An aphrodisiac is used to stimulate and increase sex drive, pleasure and libido. From the Middle Ages to Now
Lots of people know the novel turned film “Perfume”. It tells the story of Jean-Baptise Grenouille. The man who created an irresistible aphrodisiac perfume. It was so strong that the women and men he poured it on tore out into full on sex hunters in lusty orgies. The right dosage of course is the trick. But too much of a good thing can’t be all bad.
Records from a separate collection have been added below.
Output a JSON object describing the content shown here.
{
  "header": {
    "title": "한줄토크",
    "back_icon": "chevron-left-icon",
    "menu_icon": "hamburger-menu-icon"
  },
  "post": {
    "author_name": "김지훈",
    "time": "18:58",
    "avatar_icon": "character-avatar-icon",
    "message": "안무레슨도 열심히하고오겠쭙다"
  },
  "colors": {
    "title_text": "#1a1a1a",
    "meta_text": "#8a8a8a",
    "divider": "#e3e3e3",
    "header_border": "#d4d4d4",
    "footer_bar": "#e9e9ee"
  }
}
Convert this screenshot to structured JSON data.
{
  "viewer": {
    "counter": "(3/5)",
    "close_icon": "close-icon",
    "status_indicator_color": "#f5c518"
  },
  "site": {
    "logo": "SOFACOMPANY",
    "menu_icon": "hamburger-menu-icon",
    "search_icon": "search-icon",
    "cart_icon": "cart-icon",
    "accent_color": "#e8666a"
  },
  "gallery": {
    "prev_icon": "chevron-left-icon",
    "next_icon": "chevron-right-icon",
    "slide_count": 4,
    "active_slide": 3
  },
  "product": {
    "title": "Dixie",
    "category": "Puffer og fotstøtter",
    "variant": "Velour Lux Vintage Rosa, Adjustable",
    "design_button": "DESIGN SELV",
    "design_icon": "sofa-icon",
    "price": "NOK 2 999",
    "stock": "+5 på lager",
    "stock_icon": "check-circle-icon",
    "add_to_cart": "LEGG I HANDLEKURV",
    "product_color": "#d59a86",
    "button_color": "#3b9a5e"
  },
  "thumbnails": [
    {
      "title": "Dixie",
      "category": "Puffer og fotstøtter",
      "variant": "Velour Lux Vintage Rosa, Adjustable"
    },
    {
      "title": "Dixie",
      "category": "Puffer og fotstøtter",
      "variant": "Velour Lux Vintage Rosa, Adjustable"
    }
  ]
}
In the Middle Ages scents weren’t the only aphrodisiacs. Also thought to be aphrodisiacs were various herbs and spices like nutmeg and parsley. Kale was also considered to be one.
Some aphrodisiac properties are disputed. There isn’t a lot of clear evidence that they work. Some people say that ginger, chilli, oyster, ginseng, saffron and chocolate are aphrodisiacs. We’ll never know for sure, but Casanova slurped down 50 oysters a day. Don’t Expect Any Miracles
Aphrodisiacs are not miracle cures. If they increase desire even just a small amount, then they’ve done their job. Viagra & Co are in a league of their own
Drugs and other medications meant to treat erectile dysfunction, for example. Viagra, Levitra, Tadalafil, Apomorphin, Alprostadil are not aphrodisiacs. These drugs are used to treat disorders.